Así, los recursos que la autora emplea logran diversificar la experiencia, pues la poesía está contenida también en lo inanimado, y su trabajo no se nutre exclusivamente del paisaje interior, pues afloran los detalles de un mundo que es complementario: por un lado, el contraste de la luz invernal, por otro, el desenfrenado amor por todo aquello que distrae la mirada. De esta manera, los detalles que se inscriben en estas páginas parecen alejarse del sentido común que poseemos de las cosas, puesto que anuncian la extensión de una realidad particular e íntima, que no deslumbra sino por como trasciende en el conglomerado.
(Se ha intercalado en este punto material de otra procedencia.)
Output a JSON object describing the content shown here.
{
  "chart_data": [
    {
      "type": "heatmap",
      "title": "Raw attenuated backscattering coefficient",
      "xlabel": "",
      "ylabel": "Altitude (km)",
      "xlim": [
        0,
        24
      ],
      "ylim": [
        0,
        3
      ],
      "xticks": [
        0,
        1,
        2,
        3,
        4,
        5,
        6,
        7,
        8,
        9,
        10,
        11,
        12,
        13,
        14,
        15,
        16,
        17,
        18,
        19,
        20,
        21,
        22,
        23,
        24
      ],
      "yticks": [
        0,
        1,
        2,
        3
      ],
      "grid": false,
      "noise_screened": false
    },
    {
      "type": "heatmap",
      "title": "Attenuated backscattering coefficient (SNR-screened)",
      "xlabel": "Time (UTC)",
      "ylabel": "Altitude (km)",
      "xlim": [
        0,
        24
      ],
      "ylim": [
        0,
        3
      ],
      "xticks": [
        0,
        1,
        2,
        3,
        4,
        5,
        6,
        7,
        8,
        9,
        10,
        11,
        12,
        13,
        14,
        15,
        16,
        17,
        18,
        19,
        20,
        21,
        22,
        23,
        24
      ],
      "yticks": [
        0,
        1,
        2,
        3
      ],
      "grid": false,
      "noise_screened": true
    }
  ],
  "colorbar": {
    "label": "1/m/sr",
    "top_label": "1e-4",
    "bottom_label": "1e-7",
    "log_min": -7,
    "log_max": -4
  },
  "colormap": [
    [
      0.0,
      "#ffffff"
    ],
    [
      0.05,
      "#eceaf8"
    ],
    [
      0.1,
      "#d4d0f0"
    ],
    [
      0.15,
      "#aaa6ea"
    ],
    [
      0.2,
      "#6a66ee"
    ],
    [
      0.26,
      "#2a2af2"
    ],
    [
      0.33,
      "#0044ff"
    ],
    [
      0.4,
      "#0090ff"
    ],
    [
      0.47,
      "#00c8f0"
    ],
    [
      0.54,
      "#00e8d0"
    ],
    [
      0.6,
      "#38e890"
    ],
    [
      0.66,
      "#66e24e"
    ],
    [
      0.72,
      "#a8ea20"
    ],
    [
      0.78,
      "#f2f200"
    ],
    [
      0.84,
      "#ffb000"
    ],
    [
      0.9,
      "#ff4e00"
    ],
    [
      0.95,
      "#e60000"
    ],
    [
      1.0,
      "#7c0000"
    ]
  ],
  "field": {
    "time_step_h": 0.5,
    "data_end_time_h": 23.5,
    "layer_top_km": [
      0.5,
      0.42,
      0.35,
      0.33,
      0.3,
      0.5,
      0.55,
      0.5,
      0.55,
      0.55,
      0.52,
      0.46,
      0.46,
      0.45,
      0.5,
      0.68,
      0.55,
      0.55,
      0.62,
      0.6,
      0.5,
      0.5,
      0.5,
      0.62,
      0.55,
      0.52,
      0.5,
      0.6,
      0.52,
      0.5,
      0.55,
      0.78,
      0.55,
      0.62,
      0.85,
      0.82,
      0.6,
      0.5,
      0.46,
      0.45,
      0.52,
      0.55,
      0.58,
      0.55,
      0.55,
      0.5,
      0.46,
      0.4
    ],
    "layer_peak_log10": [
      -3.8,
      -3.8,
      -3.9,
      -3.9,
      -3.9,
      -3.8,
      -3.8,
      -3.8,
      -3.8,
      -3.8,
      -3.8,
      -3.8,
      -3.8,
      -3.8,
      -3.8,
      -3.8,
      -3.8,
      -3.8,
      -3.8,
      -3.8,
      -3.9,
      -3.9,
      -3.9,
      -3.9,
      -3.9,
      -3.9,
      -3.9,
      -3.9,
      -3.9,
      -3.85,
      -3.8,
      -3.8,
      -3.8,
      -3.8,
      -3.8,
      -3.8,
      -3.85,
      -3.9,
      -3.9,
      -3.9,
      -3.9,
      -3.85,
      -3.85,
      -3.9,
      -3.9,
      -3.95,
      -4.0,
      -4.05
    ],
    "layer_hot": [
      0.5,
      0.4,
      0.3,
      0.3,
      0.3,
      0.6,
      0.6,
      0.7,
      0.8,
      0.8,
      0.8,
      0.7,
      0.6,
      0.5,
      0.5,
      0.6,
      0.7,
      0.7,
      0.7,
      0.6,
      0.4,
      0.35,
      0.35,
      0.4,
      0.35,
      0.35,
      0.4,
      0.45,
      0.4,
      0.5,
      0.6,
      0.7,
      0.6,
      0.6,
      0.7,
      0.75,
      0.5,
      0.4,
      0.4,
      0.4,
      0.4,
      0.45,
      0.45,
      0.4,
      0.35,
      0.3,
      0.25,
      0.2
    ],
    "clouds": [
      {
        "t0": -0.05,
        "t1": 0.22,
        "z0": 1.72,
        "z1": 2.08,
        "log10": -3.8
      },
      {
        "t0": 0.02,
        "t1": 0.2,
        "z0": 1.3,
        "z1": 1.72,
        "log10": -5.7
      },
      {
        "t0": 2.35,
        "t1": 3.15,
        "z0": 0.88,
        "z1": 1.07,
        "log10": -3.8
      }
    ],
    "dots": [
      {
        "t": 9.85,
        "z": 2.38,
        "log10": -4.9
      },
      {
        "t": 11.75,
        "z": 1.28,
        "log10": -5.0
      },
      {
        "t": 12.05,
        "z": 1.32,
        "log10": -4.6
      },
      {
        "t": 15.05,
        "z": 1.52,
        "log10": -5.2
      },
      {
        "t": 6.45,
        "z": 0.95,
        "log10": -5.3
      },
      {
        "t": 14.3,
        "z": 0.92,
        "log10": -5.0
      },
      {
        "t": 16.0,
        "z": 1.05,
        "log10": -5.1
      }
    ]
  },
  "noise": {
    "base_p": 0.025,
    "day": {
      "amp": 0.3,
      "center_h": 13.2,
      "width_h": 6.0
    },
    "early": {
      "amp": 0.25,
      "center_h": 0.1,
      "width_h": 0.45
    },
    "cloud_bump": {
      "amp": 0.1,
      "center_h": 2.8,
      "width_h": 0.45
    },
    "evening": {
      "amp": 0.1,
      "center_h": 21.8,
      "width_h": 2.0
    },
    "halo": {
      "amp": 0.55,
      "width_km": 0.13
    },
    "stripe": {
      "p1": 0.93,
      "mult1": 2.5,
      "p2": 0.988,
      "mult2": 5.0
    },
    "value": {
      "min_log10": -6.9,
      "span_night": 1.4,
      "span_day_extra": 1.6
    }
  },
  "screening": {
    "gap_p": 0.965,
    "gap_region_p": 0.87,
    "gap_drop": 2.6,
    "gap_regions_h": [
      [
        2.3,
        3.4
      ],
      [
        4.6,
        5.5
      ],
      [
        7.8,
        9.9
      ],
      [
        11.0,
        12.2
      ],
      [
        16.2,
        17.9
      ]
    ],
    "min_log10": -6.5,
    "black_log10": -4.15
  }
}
Dicho de otro modo, en este libro la nieve tiende a representar la voluntad del silencio, y las olas –eternos símbolos del estío– se atribuyen el paso del tiempo, pues son además “la estampa de la edad / que hemos perdido cada verano en la vigilia”.
Antonia Torres en este libro logra dejar en claro la madurez de su trabajo, y reafirma lo lejos que se sitúa de aquellas pretensiones que aspiran a oscurecer la poesía, o a derivar en una especie de narrativa en la que tiende a sobresalir el anecdotario personal o el culto a las ideas. Muy lejos de aquello, en este libro hay una escritura que adopta las formas del silencio, pues sabe dónde disponer la respiración. Aquí hay un ejercicio que toma tiempo, pues hay que aprender a enfocar, o al menos así lo vaticina su propia escritura:
Cruzada por las líneas del fin
atravesada por la certeza del tiempo
no puede dejar de mirar las cosas mientras mueren.